It seems with the growing power and popularity of gaming consoles, PC gaming has taken a backseat to development for games. By backseat I mean in the trunk, tied up and gagged. A vast majority of games released for the PC are usually console games modified to work on a computer. The problem with this is that these ported games usually don’t utilize the full potential of the medium on which they are being played.
Historically, PC games are more advanced than their console counterparts. Consoles like the NES and SNES were popular and had many fun titles to play. But if you wanted to play something more advanced than Super Mario World, you needed a computer. Computer games would include complex flight simulators, heavily detailed first person shooters, and addicting online real-time-strategy games.

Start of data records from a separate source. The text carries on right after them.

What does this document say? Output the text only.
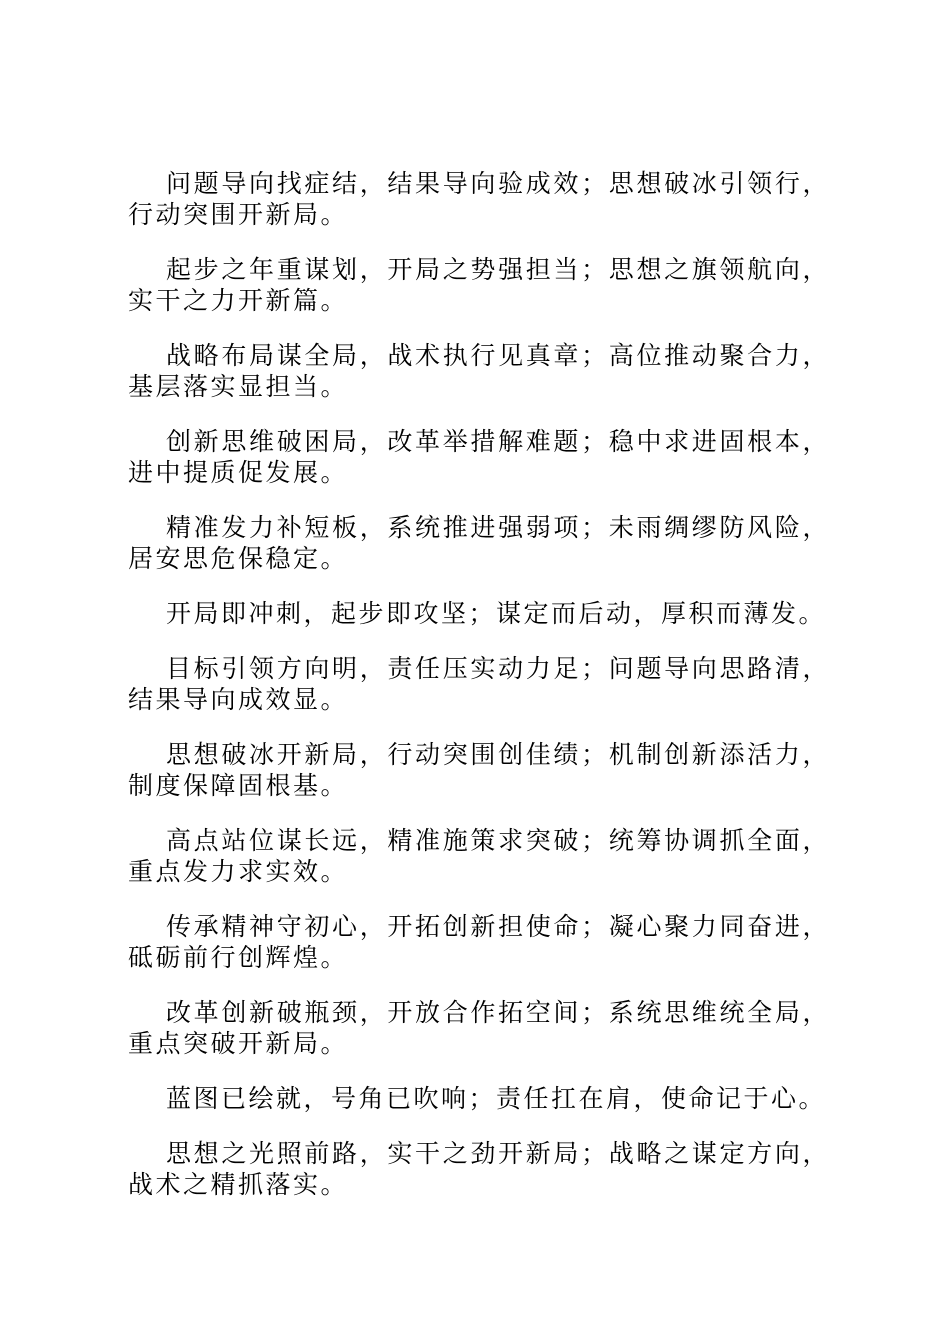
问题导向找症结，结果导向验成效；思想破冰引领行，行动突围开新局。

起步之年重谋划，开局之势强担当；思想之旗领航向，实干之力开新篇。

战略布局谋全局，战术执行见真章；高位推动聚合力，基层落实显担当。

创新思维破困局，改革举措解难题；稳中求进固根本，进中提质促发展。

精准发力补短板，系统推进强弱项；未雨绸缪防风险，居安思危保稳定。

开局即冲刺，起步即攻坚；谋定而后动，厚积而薄发。

目标引领方向明，责任压实动力足；问题导向思路清，结果导向成效显。

思想破冰开新局，行动突围创佳绩；机制创新添活力，制度保障固根基。

高点站位谋长远，精准施策求突破；统筹协调抓全面，重点发力求实效。

传承精神守初心，开拓创新担使命；凝心聚力同奋进，砥砺前行创辉煌。

改革创新破瓶颈，开放合作拓空间；系统思维统全局，重点突破开新局。

蓝图已绘就，号角已吹响；责任扛在肩，使命记于心。

思想之光照前路，实干之劲开新局；战略之谋定方向，战术之精抓落实。
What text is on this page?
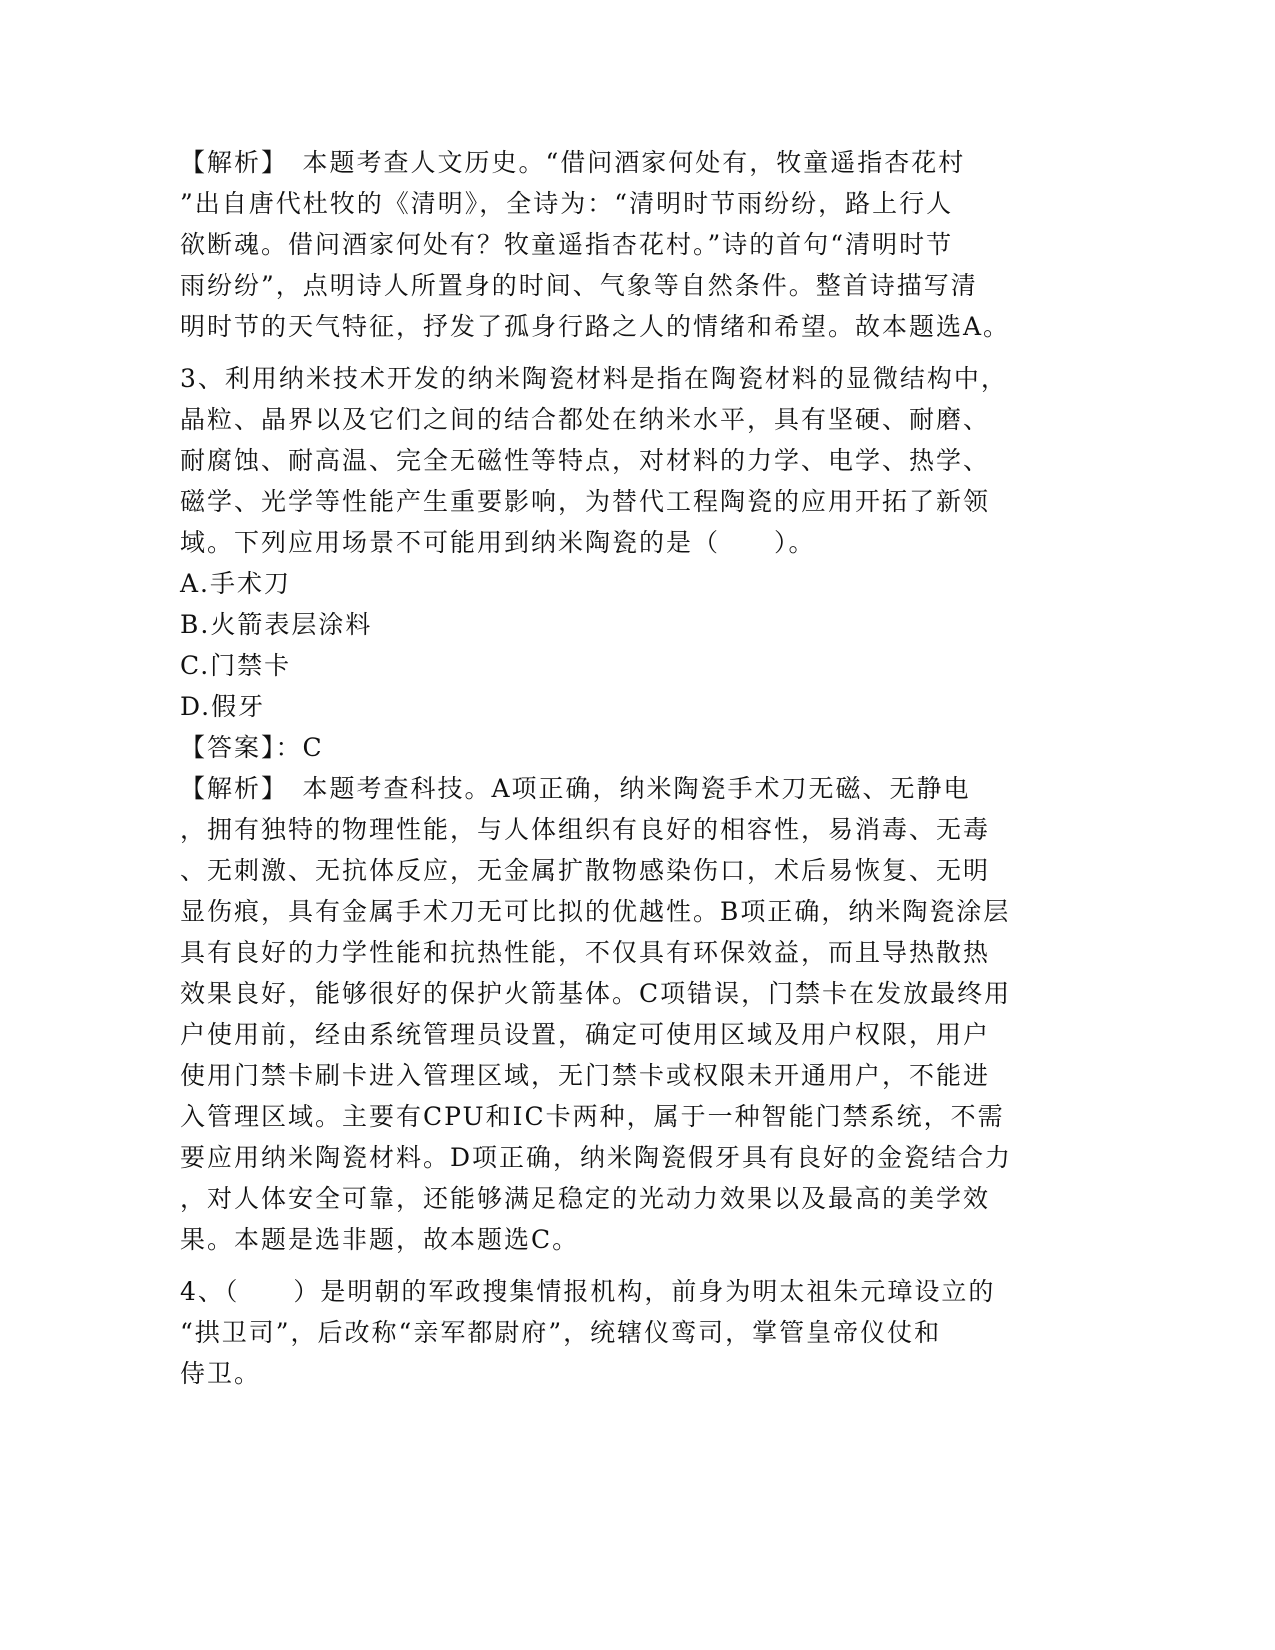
【解析】　本题考查人文历史。“借问酒家何处有，牧童遥指杏花村

”出自唐代杜牧的《清明》，全诗为：“清明时节雨纷纷，路上行人

欲断魂。借问酒家何处有？牧童遥指杏花村。”诗的首句“清明时节

雨纷纷”，点明诗人所置身的时间、气象等自然条件。整首诗描写清

明时节的天气特征，抒发了孤身行路之人的情绪和希望。故本题选A。

3、利用纳米技术开发的纳米陶瓷材料是指在陶瓷材料的显微结构中，

晶粒、晶界以及它们之间的结合都处在纳米水平，具有坚硬、耐磨、

耐腐蚀、耐高温、完全无磁性等特点，对材料的力学、电学、热学、

磁学、光学等性能产生重要影响，为替代工程陶瓷的应用开拓了新领

域。下列应用场景不可能用到纳米陶瓷的是（　　）。

A.手术刀

B.火箭表层涂料

C.门禁卡

D.假牙

【答案】：C

【解析】　本题考查科技。A项正确，纳米陶瓷手术刀无磁、无静电

，拥有独特的物理性能，与人体组织有良好的相容性，易消毒、无毒

、无刺激、无抗体反应，无金属扩散物感染伤口，术后易恢复、无明

显伤痕，具有金属手术刀无可比拟的优越性。B项正确，纳米陶瓷涂层

具有良好的力学性能和抗热性能，不仅具有环保效益，而且导热散热

效果良好，能够很好的保护火箭基体。C项错误，门禁卡在发放最终用

户使用前，经由系统管理员设置，确定可使用区域及用户权限，用户

使用门禁卡刷卡进入管理区域，无门禁卡或权限未开通用户，不能进

入管理区域。主要有CPU和IC卡两种，属于一种智能门禁系统，不需

要应用纳米陶瓷材料。D项正确，纳米陶瓷假牙具有良好的金瓷结合力

，对人体安全可靠，还能够满足稳定的光动力效果以及最高的美学效

果。本题是选非题，故本题选C。

4、（　　）是明朝的军政搜集情报机构，前身为明太祖朱元璋设立的

“拱卫司”，后改称“亲军都尉府”，统辖仪鸾司，掌管皇帝仪仗和

侍卫。
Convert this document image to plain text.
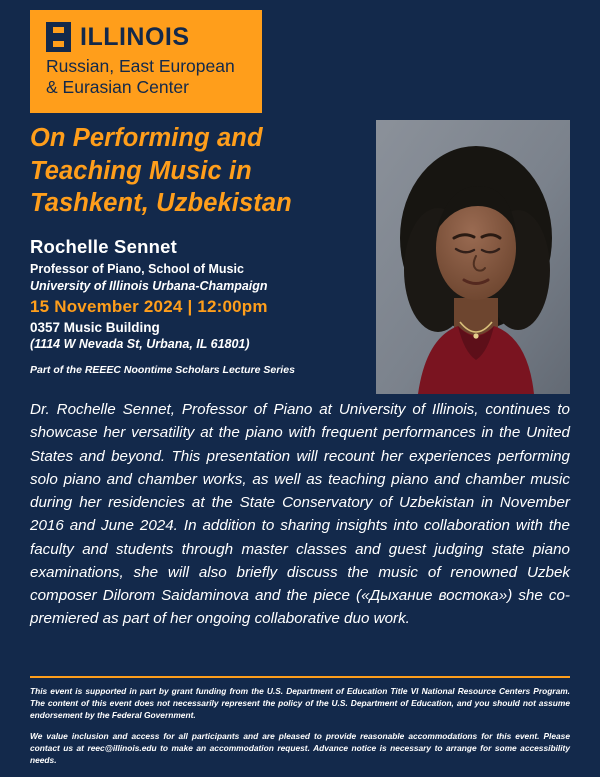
ILLINOIS
Russian, East European
& Eurasian Center
On Performing and Teaching Music in Tashkent, Uzbekistan
Rochelle Sennet
Professor of Piano, School of Music
University of Illinois Urbana-Champaign
15 November 2024 | 12:00pm
0357 Music Building
(1114 W Nevada St, Urbana, IL 61801)
Part of the REEEC Noontime Scholars Lecture Series
Dr. Rochelle Sennet, Professor of Piano at University of Illinois, continues to showcase her versatility at the piano with frequent performances in the United States and beyond. This presentation will recount her experiences performing solo piano and chamber works, as well as teaching piano and chamber music during her residencies at the State Conservatory of Uzbekistan in November 2016 and June 2024. In addition to sharing insights into collaboration with the faculty and students through master classes and guest judging state piano examinations, she will also briefly discuss the music of renowned Uzbek composer Dilorom Saidaminova and the piece («Дыхание востока») she co-premiered as part of her ongoing collaborative duo work.

This event is supported in part by grant funding from the U.S. Department of Education Title VI National Resource Centers Program. The content of this event does not necessarily represent the policy of the U.S. Department of Education, and you should not assume endorsement by the Federal Government.

We value inclusion and access for all participants and are pleased to provide reasonable accommodations for this event. Please contact us at reec@illinois.edu to make an accommodation request. Advance notice is necessary to arrange for some accessibility needs.
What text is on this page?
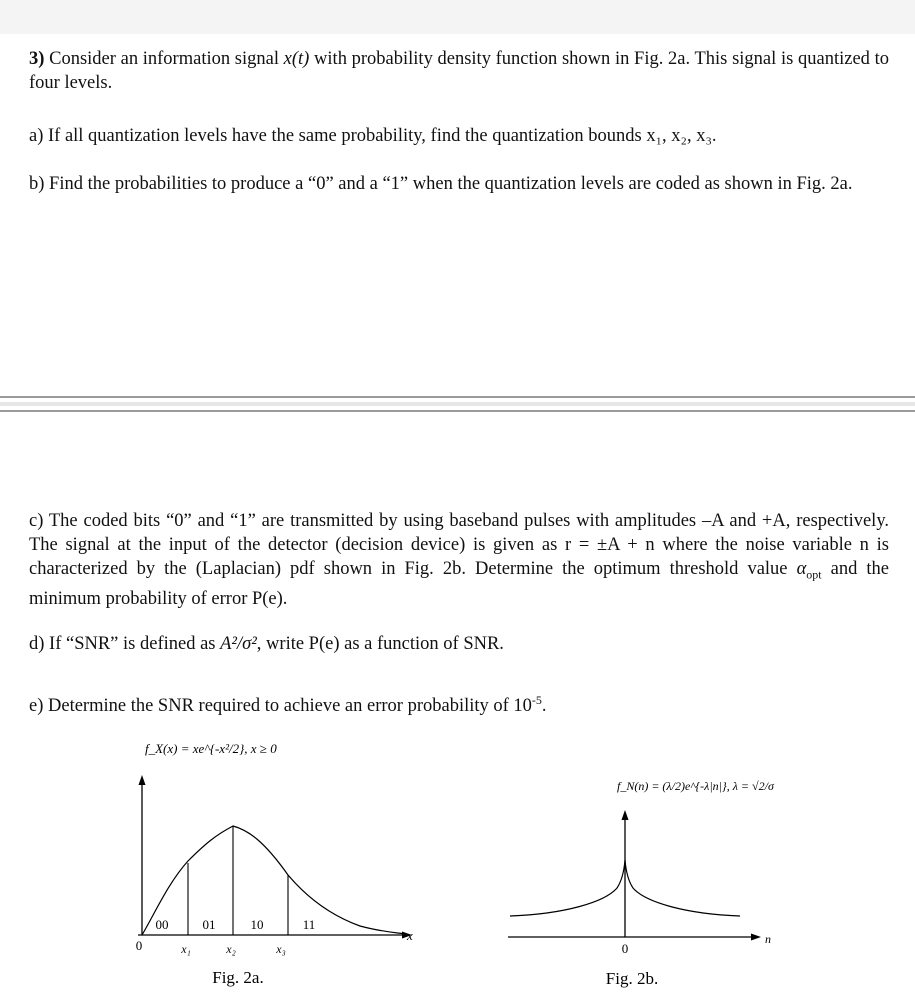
3) Consider an information signal x(t) with probability density function shown in Fig. 2a. This signal is quantized to four levels.

a) If all quantization levels have the same probability, find the quantization bounds x₁, x₂, x₃.

b) Find the probabilities to produce a “0” and a “1” when the quantization levels are coded as shown in Fig. 2a.

c) The coded bits “0” and “1” are transmitted by using baseband pulses with amplitudes –A and +A, respectively. The signal at the input of the detector (decision device) is given as r = ±A + n where the noise variable n is characterized by the (Laplacian) pdf shown in Fig. 2b. Determine the optimum threshold value $\alpha_{opt}$ and the minimum probability of error P(e).

d) If “SNR” is defined as A²/σ², write P(e) as a function of SNR.

e) Determine the SNR required to achieve an error probability of $10^{-5}$.

f_X(x) = xe^{-x²/2}, x ≥ 0
00	01	10	11
0	x₁	x₂	x₃
x
Fig. 2a.
f_N(n) = (λ/2)e^{-λ|n|}, λ = √2/σ
0
n
Fig. 2b.
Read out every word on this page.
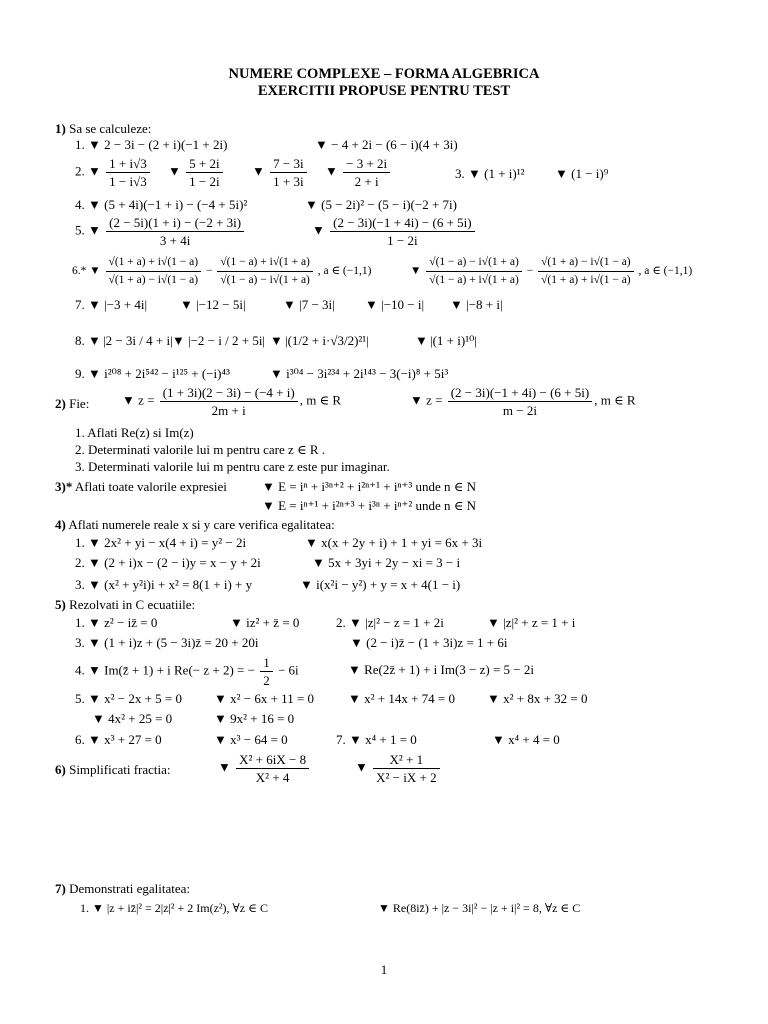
NUMERE COMPLEXE – FORMA ALGEBRICA
EXERCITII PROPUSE PENTRU TEST
1) Sa se calculeze:
1. ▼ 2 − 3i − (2 + i)(−1 + 2i)	▼ − 4 + 2i − (6 − i)(4 + 3i)
2. ▼ $\frac{1 + i√3}{1 - i√3}$ ▼ $\frac{5 + 2i}{1 - 2i}$ ▼ $\frac{7 - 3i}{1 + 3i}$ ▼ $\frac{- 3 + 2i}{2 + i}$	3. ▼ (1 + i)¹² ▼ (1 − i)⁹
4. ▼ (5 + 4i)(−1 + i) − (−4 + 5i)²	▼ (5 − 2i)² − (5 − i)(−2 + 7i)
5. ▼ $\frac{(2 - 5i)(1 + i) - (-2 + 3i)}{3 + 4i}$	▼ $\frac{(2 - 3i)(-1 + 4i) - (6 + 5i)}{1 - 2i}$
6.* ▼ $\frac{√(1 + a) + i√(1 - a)}{√(1 + a) - i√(1 - a)} - \frac{√(1 - a) + i√(1 + a)}{√(1 - a) - i√(1 + a)}$ , a ∈ (−1,1)	▼ $\frac{√(1 - a) - i√(1 + a)}{√(1 - a) + i√(1 + a)} - \frac{√(1 + a) - i√(1 - a)}{√(1 + a) + i√(1 - a)}$ , a ∈ (−1,1)
7. ▼ |−3 + 4i|	▼ |−12 − 5i|	▼ |7 − 3i| ▼ |−10 − i| ▼ |−8 + i|
8. ▼ |2 − 3i / 4 + i| ▼ |−2 − i / 2 + 5i| ▼ |(1/2 + i·√3/2)²¹|	▼ |(1 + i)¹⁰|
9. ▼ i²⁰⁸ + 2i⁵⁴² − i¹²⁵ + (−i)⁴³	▼ i³⁰⁴ − 3i²³⁴ + 2i¹⁴³ − 3(−i)⁸ + 5i³
2) Fie:	▼ $z = \frac{(1 + 3i)(2 - 3i) - (-4 + i)}{2m + i}$ , m ∈ R	▼ $z = \frac{(2 - 3i)(-1 + 4i) - (6 + 5i)}{m - 2i}$ , m ∈ R
1. Aflati Re(z) si Im(z)
2. Determinati valorile lui m pentru care z ∈ R .
3. Determinati valorile lui m pentru care z este pur imaginar.
3)* Aflati toate valorile expresiei	▼ E = iⁿ + i³ⁿ⁺² + i²ⁿ⁺¹ + iⁿ⁺³ unde n ∈ N
▼ E = iⁿ⁺¹ + i²ⁿ⁺³ + i³ⁿ + iⁿ⁺² unde n ∈ N
4) Aflati numerele reale x si y care verifica egalitatea:
1. ▼ 2x² + yi − x(4 + i) = y² − 2i	▼ x(x + 2y + i) + 1 + yi = 6x + 3i
2. ▼ (2 + i)x − (2 − i)y = x − y + 2i	▼ 5x + 3yi + 2y − xi = 3 − i
3. ▼ (x² + y²i)i + x² = 8(1 + i) + y	▼ i(x²i − y²) + y = x + 4(1 − i)
5) Rezolvati in C ecuatiile:
1. ▼ z² − iz̄ = 0	▼ iz² + z̄ = 0	2. ▼ |z|² − z = 1 + 2i	▼ |z|² + z = 1 + i
3. ▼ (1 + i)z + (5 − 3i)z̄ = 20 + 20i	▼ (2 − i)z̄ − (1 + 3i)z = 1 + 6i
4. ▼ Im(z̄ + 1) + i Re(− z + 2) = − $\frac{1}{2} - 6i$	▼ Re(2z̄ + 1) + i Im(3 − z) = 5 − 2i
5. ▼ x² − 2x + 5 = 0 ▼ x² − 6x + 11 = 0	▼ x² + 14x + 74 = 0 ▼ x² + 8x + 32 = 0
▼ 4x² + 25 = 0	▼ 9x² + 16 = 0
6. ▼ x³ + 27 = 0	▼ x³ − 64 = 0	7. ▼ x⁴ + 1 = 0	▼ x⁴ + 4 = 0
6) Simplificati fractia:	▼ $\frac{\text{X² + 6iX − 8}}{\text{X² + 4}}$	▼ $\frac{\text{X² + 1}}{\text{X² − iX + 2}}$
7) Demonstrati egalitatea:
1. ▼ |z + iz̄|² = 2|z|² + 2 Im(z²), ∀z ∈ C	▼ Re(8iz̄) + |z − 3i|² − |z + i|² = 8, ∀z ∈ C
1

Game developers seem to be moving away from the computer as a viable medium lately to placate the ‘safe’ market of Xbox, Playstation, and Wii consoles. They make quickly rushed titles with little or no quality assurance and mass produce these games just to offset the cost of production for the profit from sales. Granted, companies are obviously in business to make money, but computer games have always been a place to experiment with new technologies. Without computer gaming conventions, Xbox and Playstation would never have had online play, or at least not in the incarnation they do now.
PC gaming is expensive, sure. You need the hardware to play these games and it can be quite costly if you want some super gaming rig. Companies need to stop ignoring this medium, however, and start experimenting again. Stop trying to design games for safe overly-saturated markets (do we really need another first person shooter or ‘Gears of War’ knockoff?) and start trying to think up something new, inventive, and fun to play.